Monday, November 06, 2006

The Fortune at the Bottom of the Pyramid

I finished reading CK Prahalad’s 'The Fortune at the Bottom of the Pyramid' about the ignored potential that lies in marketing products and services to people who live below the poverty level. There are more than 4 billion people who live on less than $2 a day and even with these limited means, this market is teeming with potential. CK Prahalad writes about the characteristics that define the BOP (Bottom of Pyramid) market and how to reach them, by systematically breaking down the barriers and common misconceptions that stop companies from marketing to them.

The biggest misconception about the BOP market is that there is no money. This is simply not true at all. Bottom of the Pyramid customers have requirements for a lot of service and products like other markets and due to the unorganized functioning of the system, usually have to pay more for the same services and products than do better off customers. People in shanty towns pay higher amounts for almost everything such as telephone calls to rice to basic medication.

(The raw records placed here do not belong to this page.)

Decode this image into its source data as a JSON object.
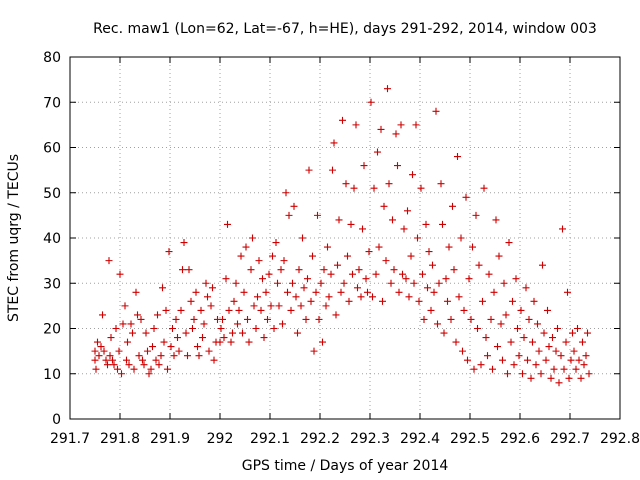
{
  "chart_data": {
    "type": "scatter",
    "title": "Rec. maw1 (Lon=62, Lat=-67, h=HE), days 291-292, 2014, window 003",
    "xlabel": "GPS time / Days of year 2014",
    "ylabel": "STEC from uqrg / TECUs",
    "xlim": [
      291.7,
      292.8
    ],
    "ylim": [
      0,
      80
    ],
    "xticks": [
      "291.7",
      "291.8",
      "291.9",
      "292",
      "292.1",
      "292.2",
      "292.3",
      "292.4",
      "292.5",
      "292.6",
      "292.7",
      "292.8"
    ],
    "yticks": [
      "0",
      "10",
      "20",
      "30",
      "40",
      "50",
      "60",
      "70",
      "80"
    ],
    "grid": true,
    "marker": "plus",
    "colors": {
      "points": "#cc0000",
      "grid": "#a0a0a0",
      "frame": "#000000"
    },
    "series": [
      {
        "points": [
          [
            291.75,
            15
          ],
          [
            291.75,
            13
          ],
          [
            291.752,
            11
          ],
          [
            291.755,
            17
          ],
          [
            291.758,
            14
          ],
          [
            291.762,
            16
          ],
          [
            291.765,
            23
          ],
          [
            291.768,
            15
          ],
          [
            291.772,
            13
          ],
          [
            291.775,
            12
          ],
          [
            291.778,
            35
          ],
          [
            291.78,
            14
          ],
          [
            291.782,
            18
          ],
          [
            291.785,
            13
          ],
          [
            291.788,
            12
          ],
          [
            291.792,
            20
          ],
          [
            291.795,
            11
          ],
          [
            291.798,
            15
          ],
          [
            291.8,
            32
          ],
          [
            291.803,
            10
          ],
          [
            291.806,
            21
          ],
          [
            291.81,
            25
          ],
          [
            291.813,
            13
          ],
          [
            291.815,
            17
          ],
          [
            291.818,
            12
          ],
          [
            291.822,
            21
          ],
          [
            291.825,
            19
          ],
          [
            291.828,
            11
          ],
          [
            291.832,
            28
          ],
          [
            291.835,
            23
          ],
          [
            291.838,
            14
          ],
          [
            291.842,
            22
          ],
          [
            291.845,
            13
          ],
          [
            291.848,
            12
          ],
          [
            291.852,
            19
          ],
          [
            291.855,
            15
          ],
          [
            291.858,
            10
          ],
          [
            291.862,
            11
          ],
          [
            291.865,
            16
          ],
          [
            291.868,
            20
          ],
          [
            291.872,
            13
          ],
          [
            291.875,
            23
          ],
          [
            291.878,
            12
          ],
          [
            291.882,
            14
          ],
          [
            291.885,
            29
          ],
          [
            291.888,
            17
          ],
          [
            291.892,
            24
          ],
          [
            291.895,
            11
          ],
          [
            291.898,
            37
          ],
          [
            291.902,
            16
          ],
          [
            291.905,
            20
          ],
          [
            291.908,
            14
          ],
          [
            291.912,
            22
          ],
          [
            291.915,
            18
          ],
          [
            291.918,
            15
          ],
          [
            291.922,
            24
          ],
          [
            291.925,
            33
          ],
          [
            291.928,
            39
          ],
          [
            291.932,
            19
          ],
          [
            291.935,
            14
          ],
          [
            291.938,
            33
          ],
          [
            291.942,
            26
          ],
          [
            291.945,
            20
          ],
          [
            291.948,
            22
          ],
          [
            291.952,
            28
          ],
          [
            291.955,
            16
          ],
          [
            291.958,
            14
          ],
          [
            291.962,
            24
          ],
          [
            291.965,
            18
          ],
          [
            291.968,
            21
          ],
          [
            291.972,
            30
          ],
          [
            291.975,
            27
          ],
          [
            291.978,
            15
          ],
          [
            291.982,
            25
          ],
          [
            291.985,
            29
          ],
          [
            291.988,
            13
          ],
          [
            291.992,
            17
          ],
          [
            291.995,
            22
          ],
          [
            292.0,
            17
          ],
          [
            292.002,
            20
          ],
          [
            292.005,
            22
          ],
          [
            292.008,
            18
          ],
          [
            292.012,
            31
          ],
          [
            292.015,
            43
          ],
          [
            292.018,
            24
          ],
          [
            292.022,
            17
          ],
          [
            292.025,
            19
          ],
          [
            292.028,
            26
          ],
          [
            292.032,
            30
          ],
          [
            292.035,
            21
          ],
          [
            292.038,
            24
          ],
          [
            292.042,
            36
          ],
          [
            292.045,
            19
          ],
          [
            292.048,
            28
          ],
          [
            292.052,
            38
          ],
          [
            292.055,
            22
          ],
          [
            292.058,
            17
          ],
          [
            292.062,
            33
          ],
          [
            292.065,
            40
          ],
          [
            292.068,
            25
          ],
          [
            292.072,
            20
          ],
          [
            292.075,
            27
          ],
          [
            292.078,
            35
          ],
          [
            292.082,
            24
          ],
          [
            292.085,
            31
          ],
          [
            292.088,
            18
          ],
          [
            292.092,
            28
          ],
          [
            292.095,
            22
          ],
          [
            292.098,
            32
          ],
          [
            292.102,
            25
          ],
          [
            292.105,
            36
          ],
          [
            292.108,
            20
          ],
          [
            292.112,
            39
          ],
          [
            292.115,
            30
          ],
          [
            292.118,
            25
          ],
          [
            292.122,
            33
          ],
          [
            292.125,
            21
          ],
          [
            292.128,
            35
          ],
          [
            292.132,
            50
          ],
          [
            292.135,
            28
          ],
          [
            292.138,
            45
          ],
          [
            292.142,
            24
          ],
          [
            292.145,
            30
          ],
          [
            292.148,
            47
          ],
          [
            292.152,
            27
          ],
          [
            292.155,
            19
          ],
          [
            292.158,
            33
          ],
          [
            292.162,
            25
          ],
          [
            292.165,
            40
          ],
          [
            292.168,
            29
          ],
          [
            292.172,
            22
          ],
          [
            292.175,
            31
          ],
          [
            292.178,
            55
          ],
          [
            292.182,
            26
          ],
          [
            292.185,
            36
          ],
          [
            292.188,
            15
          ],
          [
            292.192,
            28
          ],
          [
            292.195,
            45
          ],
          [
            292.198,
            22
          ],
          [
            292.202,
            30
          ],
          [
            292.205,
            17
          ],
          [
            292.208,
            33
          ],
          [
            292.212,
            25
          ],
          [
            292.215,
            38
          ],
          [
            292.218,
            27
          ],
          [
            292.222,
            32
          ],
          [
            292.225,
            55
          ],
          [
            292.228,
            61
          ],
          [
            292.232,
            23
          ],
          [
            292.235,
            34
          ],
          [
            292.238,
            44
          ],
          [
            292.242,
            28
          ],
          [
            292.245,
            66
          ],
          [
            292.248,
            30
          ],
          [
            292.252,
            52
          ],
          [
            292.255,
            36
          ],
          [
            292.258,
            26
          ],
          [
            292.262,
            43
          ],
          [
            292.265,
            32
          ],
          [
            292.268,
            51
          ],
          [
            292.272,
            65
          ],
          [
            292.275,
            29
          ],
          [
            292.278,
            33
          ],
          [
            292.282,
            27
          ],
          [
            292.285,
            42
          ],
          [
            292.288,
            56
          ],
          [
            292.292,
            31
          ],
          [
            292.295,
            28
          ],
          [
            292.298,
            37
          ],
          [
            292.302,
            70
          ],
          [
            292.305,
            27
          ],
          [
            292.308,
            51
          ],
          [
            292.312,
            32
          ],
          [
            292.315,
            59
          ],
          [
            292.318,
            38
          ],
          [
            292.322,
            64
          ],
          [
            292.325,
            26
          ],
          [
            292.328,
            47
          ],
          [
            292.332,
            35
          ],
          [
            292.335,
            73
          ],
          [
            292.338,
            52
          ],
          [
            292.342,
            30
          ],
          [
            292.345,
            44
          ],
          [
            292.348,
            33
          ],
          [
            292.352,
            63
          ],
          [
            292.355,
            56
          ],
          [
            292.358,
            28
          ],
          [
            292.362,
            65
          ],
          [
            292.365,
            32
          ],
          [
            292.368,
            42
          ],
          [
            292.372,
            31
          ],
          [
            292.375,
            46
          ],
          [
            292.378,
            27
          ],
          [
            292.382,
            36
          ],
          [
            292.385,
            54
          ],
          [
            292.388,
            30
          ],
          [
            292.392,
            65
          ],
          [
            292.395,
            40
          ],
          [
            292.398,
            26
          ],
          [
            292.402,
            51
          ],
          [
            292.405,
            32
          ],
          [
            292.408,
            22
          ],
          [
            292.412,
            43
          ],
          [
            292.415,
            29
          ],
          [
            292.418,
            37
          ],
          [
            292.422,
            24
          ],
          [
            292.425,
            34
          ],
          [
            292.428,
            28
          ],
          [
            292.432,
            68
          ],
          [
            292.435,
            21
          ],
          [
            292.438,
            30
          ],
          [
            292.442,
            52
          ],
          [
            292.445,
            43
          ],
          [
            292.448,
            19
          ],
          [
            292.452,
            31
          ],
          [
            292.455,
            26
          ],
          [
            292.458,
            38
          ],
          [
            292.462,
            22
          ],
          [
            292.465,
            47
          ],
          [
            292.468,
            33
          ],
          [
            292.472,
            17
          ],
          [
            292.475,
            58
          ],
          [
            292.478,
            27
          ],
          [
            292.482,
            40
          ],
          [
            292.485,
            15
          ],
          [
            292.488,
            24
          ],
          [
            292.492,
            49
          ],
          [
            292.495,
            13
          ],
          [
            292.498,
            31
          ],
          [
            292.502,
            22
          ],
          [
            292.505,
            38
          ],
          [
            292.508,
            11
          ],
          [
            292.512,
            45
          ],
          [
            292.515,
            20
          ],
          [
            292.518,
            34
          ],
          [
            292.522,
            12
          ],
          [
            292.525,
            26
          ],
          [
            292.528,
            51
          ],
          [
            292.532,
            18
          ],
          [
            292.535,
            14
          ],
          [
            292.538,
            32
          ],
          [
            292.542,
            22
          ],
          [
            292.545,
            11
          ],
          [
            292.548,
            28
          ],
          [
            292.552,
            44
          ],
          [
            292.555,
            16
          ],
          [
            292.558,
            36
          ],
          [
            292.562,
            21
          ],
          [
            292.565,
            13
          ],
          [
            292.568,
            30
          ],
          [
            292.572,
            23
          ],
          [
            292.575,
            10
          ],
          [
            292.578,
            39
          ],
          [
            292.582,
            17
          ],
          [
            292.585,
            26
          ],
          [
            292.588,
            12
          ],
          [
            292.592,
            31
          ],
          [
            292.595,
            20
          ],
          [
            292.598,
            14
          ],
          [
            292.602,
            24
          ],
          [
            292.605,
            10
          ],
          [
            292.608,
            18
          ],
          [
            292.612,
            29
          ],
          [
            292.615,
            13
          ],
          [
            292.618,
            22
          ],
          [
            292.622,
            9
          ],
          [
            292.625,
            17
          ],
          [
            292.628,
            26
          ],
          [
            292.632,
            12
          ],
          [
            292.635,
            21
          ],
          [
            292.638,
            15
          ],
          [
            292.642,
            10
          ],
          [
            292.645,
            34
          ],
          [
            292.648,
            19
          ],
          [
            292.652,
            13
          ],
          [
            292.655,
            24
          ],
          [
            292.658,
            16
          ],
          [
            292.662,
            9
          ],
          [
            292.665,
            18
          ],
          [
            292.668,
            11
          ],
          [
            292.672,
            15
          ],
          [
            292.675,
            20
          ],
          [
            292.678,
            8
          ],
          [
            292.682,
            14
          ],
          [
            292.685,
            42
          ],
          [
            292.688,
            11
          ],
          [
            292.692,
            17
          ],
          [
            292.695,
            28
          ],
          [
            292.698,
            9
          ],
          [
            292.702,
            13
          ],
          [
            292.705,
            19
          ],
          [
            292.708,
            15
          ],
          [
            292.712,
            11
          ],
          [
            292.715,
            20
          ],
          [
            292.718,
            13
          ],
          [
            292.722,
            9
          ],
          [
            292.725,
            17
          ],
          [
            292.728,
            12
          ],
          [
            292.732,
            14
          ],
          [
            292.735,
            19
          ],
          [
            292.738,
            10
          ]
        ]
      }
    ]
  }
}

Contrary to common belief, the BOP markets are extremely brand conscious. These customers aspire to improving their lives, and aspiring to own a particular brand of product is their way of achieving status in their society. The BOP market is also able to adapt to modern technology, such as personal computers and cell phones.

The entire book is full of examples of organizations, companies and people who have made a difference in focusing on the BOP market. The biggest problem lies in the rest of the world changing their opinion about the bottom of the pyramid customers. In the first page of the book, CK Prahalad states, “If we stop thinking of the poor as victims or as a burden and start recognizing them as resilient and creative entrepreneurs and value-conscious consumers, a whole new world of opportunity will open up.”